The ndarray supports records intrinsically.  
None of the default descriptors have fields defined, but you can create new
descriptors easily.  The ndarray even supports nested arrays of records inside 
of a record.  Any record that the array protocol can describe can be represented. 
The ndarray also supports partial field descriptors.  Not every byte has to be
accounted for. 

This was done by adding to the established PyArray_Descr * structure:

1) a PyObject *fields member which contains a dictionary of 
"field name" : (PyArray_Descr *field-type, offset, [optional field title]). 
If a title is given, then it is also inserted into the dictionary and used to 
key the same entry. 

2) A byteorder member.  By default this is '=' (native), or '|' (not-applicable).

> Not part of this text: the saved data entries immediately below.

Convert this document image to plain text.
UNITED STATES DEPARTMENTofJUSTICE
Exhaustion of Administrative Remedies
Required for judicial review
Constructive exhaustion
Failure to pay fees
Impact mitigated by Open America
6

3) An additional PyArray_ArrDescr *member of the structure which
contains a simple representation of an array of another base-type.
types. The PyArray_ArrayDescr structure has members PyArray_Descr *,
PyObject *, for holding a reference to the base-type and the shape of
the sub-array.

4) The PyArray_Descr * as official Python object that fully describes
a region of memory for the data

 
Data type conversions: We can support additional data-type
conversions.  The data-type passed in is converted to a PyArray_Descr*
object.

New possibilities for the "data-type"

List [data-type 1, data-type 2, ..., data-type n]
===============================
Equivalent to  {'names':['f1','f2',...,'fn'],
	        'formats': [data-type 1, data-type 2, ..., data-type n]}

This is a quick way to specify a record format with default field names.


Tuple  (flexible type, itemsize)
       (fixed type, shape)
===============================

Get converted to a new PyArray_Descr * object with a flexible
type. The latter structure also sets the PyArray_ArrayDescr field of the
returned PyArray_Descr *.


Dictionary (keys "names", "titles", and "formats")
===============================

This will be converted to a PyArray_VOID type with corresponding
fields parameter (the formats list will be converted to actual
PyArray_Descr * objects).


Objects (anything with an .itemsize and .fields attribute)
=============================== 

If its an instance of (a sub-class of) void type, then a new
PyArray_Descr* structure is created corresponding to its typeobject 
(and PyArray_VOID) typenumber.  If the type is registered, then the
registered type-number is used. 

otherwise a new PyArray_VOID PyArray_Descr* structure is created and
filled ->elsize and ->fields filled in appropriately.

The itemsize attribute must return a number > 0
The fields attribute must return a dictionary with at least 
"names" and "formats" entries.  The "formats" entry will be 
converted to a "proper" descr->fields entry (all generic data-types
converted to PyArray_Descr * structure). 


Reference counting for PyArray_Descr * objects.

Most functions that take PyArary_Descr * as arguments and return a PyObject *
steal the reference unless otherwise noted in the code: 

Functions that return PyArray_Descr * objects return a new reference. 

There is a new function  and a new method of array objects both labelled
dtypescr which can be used to try out the PyArray_DescrConverter.